Let's face it, we've all been there: the economist making a prediction — down to a tenth of a percent of GDP — of the effect a particular policy will have on the economy. The social psychologist drawing counter-intuitive conclusions from a study based on a tiny sample size. The web developer presenting the results of a questionable A/B test as definitive evidence that readers prefer the version of the Nature Physics website without a link to the current issue. “These people don't know what they're talking about,” we think. “If only they knew how to analyse data properly.”

Physicists, it is fair to say, like to think they understand data. They have the mathematical tools and the empirical expertise to work out the causal relationships between things. Sure, certain systems are more complicated than others — chiefly those made up of chemical, biological or social components — but a well-designed experiment, once properly executed, should yield clean data that can be analysed to make clear, scientific conclusions on the inner workings of nature.

A gallery of large graphs displaying complex data structures. Credit: © 2011 ACM. Reproduced from T. A. Davis & Y. Hu, ACM Trans. Math. Softw. 38, 1; 2011.

As Jeff Byers underlines in his Commentary on page 718, however, this is perhaps a rose-tinted view. For a start, it tends to downplay the role of experimental design. This is the aspect physicists truly excel at and, by virtue of working in a regime of nature where clean experiments are possible, also rather fortunate to benefit from. Clearly, a good grasp of calculus, statistics and programming helps — from a technical perspective physicists are at a comparative advantage relative to their colleagues in other natural sciences. But the fact is that statisticians, computer scientists, biologists, psychologists and economists often don't have the luxury of dealing with clean data.

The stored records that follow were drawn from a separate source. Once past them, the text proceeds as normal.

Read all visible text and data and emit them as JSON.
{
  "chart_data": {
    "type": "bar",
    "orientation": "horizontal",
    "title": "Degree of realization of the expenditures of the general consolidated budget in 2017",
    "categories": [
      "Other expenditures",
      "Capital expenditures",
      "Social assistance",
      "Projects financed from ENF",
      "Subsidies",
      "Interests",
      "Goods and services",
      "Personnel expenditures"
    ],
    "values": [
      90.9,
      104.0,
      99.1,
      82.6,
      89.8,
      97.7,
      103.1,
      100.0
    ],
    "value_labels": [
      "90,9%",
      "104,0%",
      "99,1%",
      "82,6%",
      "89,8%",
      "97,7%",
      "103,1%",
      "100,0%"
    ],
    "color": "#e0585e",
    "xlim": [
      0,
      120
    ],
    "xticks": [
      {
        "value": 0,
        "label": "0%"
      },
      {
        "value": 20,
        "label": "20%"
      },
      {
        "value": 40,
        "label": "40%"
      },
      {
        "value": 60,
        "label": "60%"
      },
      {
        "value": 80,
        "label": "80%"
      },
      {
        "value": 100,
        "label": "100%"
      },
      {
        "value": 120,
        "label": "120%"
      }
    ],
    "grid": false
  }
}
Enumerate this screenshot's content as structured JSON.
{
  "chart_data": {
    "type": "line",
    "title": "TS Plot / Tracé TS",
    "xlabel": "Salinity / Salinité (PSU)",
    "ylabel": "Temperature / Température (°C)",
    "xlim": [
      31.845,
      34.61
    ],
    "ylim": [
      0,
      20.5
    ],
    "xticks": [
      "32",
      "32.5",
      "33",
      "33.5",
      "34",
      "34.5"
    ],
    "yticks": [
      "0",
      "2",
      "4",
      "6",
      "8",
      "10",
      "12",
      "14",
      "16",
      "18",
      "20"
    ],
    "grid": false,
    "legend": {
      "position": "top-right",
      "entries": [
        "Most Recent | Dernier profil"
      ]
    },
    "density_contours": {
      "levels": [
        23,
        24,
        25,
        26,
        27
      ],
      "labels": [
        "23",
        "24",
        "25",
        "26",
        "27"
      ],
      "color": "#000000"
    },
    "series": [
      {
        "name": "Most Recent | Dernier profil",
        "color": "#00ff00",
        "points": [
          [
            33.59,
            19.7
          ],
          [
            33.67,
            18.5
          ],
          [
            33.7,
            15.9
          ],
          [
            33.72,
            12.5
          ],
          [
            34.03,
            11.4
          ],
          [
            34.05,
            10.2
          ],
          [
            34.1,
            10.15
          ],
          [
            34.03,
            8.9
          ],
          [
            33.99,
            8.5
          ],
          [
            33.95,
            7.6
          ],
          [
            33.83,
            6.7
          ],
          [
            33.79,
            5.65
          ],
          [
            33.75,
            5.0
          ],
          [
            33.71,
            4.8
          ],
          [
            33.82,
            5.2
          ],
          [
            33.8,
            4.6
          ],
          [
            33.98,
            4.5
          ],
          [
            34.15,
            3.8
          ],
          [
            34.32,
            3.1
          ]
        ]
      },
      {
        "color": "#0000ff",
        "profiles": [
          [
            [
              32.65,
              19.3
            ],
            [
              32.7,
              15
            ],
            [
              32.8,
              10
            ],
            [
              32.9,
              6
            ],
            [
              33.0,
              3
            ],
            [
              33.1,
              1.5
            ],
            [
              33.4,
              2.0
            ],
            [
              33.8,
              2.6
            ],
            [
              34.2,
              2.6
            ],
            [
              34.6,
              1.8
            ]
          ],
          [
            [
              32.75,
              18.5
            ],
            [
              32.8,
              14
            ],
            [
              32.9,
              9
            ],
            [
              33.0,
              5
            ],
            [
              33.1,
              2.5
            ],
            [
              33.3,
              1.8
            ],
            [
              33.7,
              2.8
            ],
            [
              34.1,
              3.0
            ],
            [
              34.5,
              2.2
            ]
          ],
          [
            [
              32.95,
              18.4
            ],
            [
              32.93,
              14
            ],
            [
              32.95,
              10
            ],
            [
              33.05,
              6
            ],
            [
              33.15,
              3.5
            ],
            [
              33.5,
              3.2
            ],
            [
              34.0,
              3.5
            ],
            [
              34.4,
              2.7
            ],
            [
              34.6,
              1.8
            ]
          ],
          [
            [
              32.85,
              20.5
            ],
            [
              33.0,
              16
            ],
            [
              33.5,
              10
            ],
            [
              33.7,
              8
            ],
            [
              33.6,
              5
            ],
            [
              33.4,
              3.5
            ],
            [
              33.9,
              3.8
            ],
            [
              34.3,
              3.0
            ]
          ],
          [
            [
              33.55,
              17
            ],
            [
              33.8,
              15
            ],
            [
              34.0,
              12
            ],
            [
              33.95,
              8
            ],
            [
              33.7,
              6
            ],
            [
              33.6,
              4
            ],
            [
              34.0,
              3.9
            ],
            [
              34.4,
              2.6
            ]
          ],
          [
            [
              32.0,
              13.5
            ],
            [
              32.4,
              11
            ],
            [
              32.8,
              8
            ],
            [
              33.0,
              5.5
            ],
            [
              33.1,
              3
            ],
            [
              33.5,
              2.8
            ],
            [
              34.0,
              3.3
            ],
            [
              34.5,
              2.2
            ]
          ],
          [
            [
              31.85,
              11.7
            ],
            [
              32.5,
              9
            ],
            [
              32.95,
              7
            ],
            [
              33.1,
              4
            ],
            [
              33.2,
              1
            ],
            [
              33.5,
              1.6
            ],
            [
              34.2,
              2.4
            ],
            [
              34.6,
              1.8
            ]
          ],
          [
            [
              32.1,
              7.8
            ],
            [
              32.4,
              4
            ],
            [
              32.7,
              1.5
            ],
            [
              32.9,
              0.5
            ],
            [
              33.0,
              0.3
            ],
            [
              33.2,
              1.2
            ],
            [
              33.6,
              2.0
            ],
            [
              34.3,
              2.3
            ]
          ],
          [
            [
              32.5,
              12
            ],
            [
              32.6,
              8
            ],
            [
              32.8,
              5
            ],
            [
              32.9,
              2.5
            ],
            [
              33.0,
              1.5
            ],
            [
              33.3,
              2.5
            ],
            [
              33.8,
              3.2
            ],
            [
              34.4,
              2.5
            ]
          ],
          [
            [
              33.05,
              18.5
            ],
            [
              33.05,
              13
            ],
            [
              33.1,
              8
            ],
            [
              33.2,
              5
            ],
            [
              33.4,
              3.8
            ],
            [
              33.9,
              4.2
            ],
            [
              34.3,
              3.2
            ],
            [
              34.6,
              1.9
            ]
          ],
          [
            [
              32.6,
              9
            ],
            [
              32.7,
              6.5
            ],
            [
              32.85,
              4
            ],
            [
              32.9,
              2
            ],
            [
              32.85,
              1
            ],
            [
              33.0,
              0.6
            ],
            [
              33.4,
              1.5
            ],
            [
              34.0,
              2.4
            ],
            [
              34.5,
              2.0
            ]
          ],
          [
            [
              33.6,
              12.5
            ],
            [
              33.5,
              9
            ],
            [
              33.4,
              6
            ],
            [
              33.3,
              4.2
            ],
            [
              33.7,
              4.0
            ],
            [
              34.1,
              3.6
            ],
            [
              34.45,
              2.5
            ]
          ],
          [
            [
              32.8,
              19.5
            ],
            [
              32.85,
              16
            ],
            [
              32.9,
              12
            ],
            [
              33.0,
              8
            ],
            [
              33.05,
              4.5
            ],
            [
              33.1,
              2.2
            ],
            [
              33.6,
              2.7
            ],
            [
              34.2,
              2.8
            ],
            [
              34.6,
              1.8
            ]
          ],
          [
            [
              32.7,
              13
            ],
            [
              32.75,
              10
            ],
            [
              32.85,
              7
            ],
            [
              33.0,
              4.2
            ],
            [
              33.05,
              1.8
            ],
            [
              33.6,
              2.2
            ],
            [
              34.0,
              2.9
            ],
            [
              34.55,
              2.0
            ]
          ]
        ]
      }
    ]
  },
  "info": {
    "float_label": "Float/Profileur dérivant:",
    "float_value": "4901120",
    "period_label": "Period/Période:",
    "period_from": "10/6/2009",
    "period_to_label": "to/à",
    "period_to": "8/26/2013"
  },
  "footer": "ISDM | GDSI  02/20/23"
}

Indeed, a growing number of problems in a range of fields come in a form that is the opposite of what physicists are used to seeing. Analysing user interactions on individual websites or across social media, establishing the dynamics of epidemics, working out the effects of economic policy that can be meaningfully quantified: these are often problems where the 'experiments' that can be carried out are far from ideal, but relatively easy to perform. The result is a deluge of data with a very complex structure.

To successfully attack these highly non-trivial problems — a discipline that is, so to speak, a kind of antiphysics — hubris is of no use.

To successfully attack these highly non-trivial problems — a discipline that is, so to speak, a kind of antiphysics — hubris is of no use. Instead, as Byers argues, physicists need to learn a new lexicon in order to translate their knowledge so that it can be useful in unfamiliar surroundings. An important step in this direction is to recognize that, while models have a great deal of applicability for analysing large-scale data sets, their use is but one approach for doing so. In the language of statistics and machine learning, physicists tend to opt for generative models; namely, those that allow for the generation of synthetic data prior to any observation. The predictive power of the Heisenberg model of ferromagnetism is one such example: up to a fitting parameter that sets the energy scale, this model works insofar as it fits the experimental data accounting for the ferromagnetism in a lump of, say, iron. But it remains a caricature of reality, one that rests on multiple assumptions and approximations.

By contrast, discriminative models do not provide a mechanism for how the data might have been generated. Instead, by using a set of techniques that are best thought of as a supervised learning approach, these treat the experimental data as a direct input, which is then used to iteratively improve the model that fits it. Byers refers to this prescription as “letting the model fluctuate around the data”, an approach that is possible thanks Bayes's theorem.

Indeed, there is plenty that physicists can learn from machine learning, and in order to bridge this gap Byers advocates for a greater exposure of physics students to statistics and probability, as well as information theory. If complemented by a few key concepts from these disciplines, the techniques that physicists already learn from statistical mechanics and field theory can be transformed for use in the most complex data analysis tasks facing other research disciplines and industries. Central among these is the power of looking backwards through our models — a kind of statistical physics in reverse, as it were — by letting the model fluctuate around the data, as suggested by the Bayesian approach to statistical inference.

To some, it may come as a surprise that mathematical techniques originally developed in physics, such as those required to compute the partition function, have been exported to other domains of research and developed further. It is perhaps time physicists learn about these developments and take them back. The upshot of learning to work with messy data is that there are countless interesting problems to address in this way, and there are countless companies that are willing to pay scientists that are able to do so.

As complexity features ever more prominently in the realm of physics, we need a new generation of physicists equipped with the tools to rise to the challenges this poses.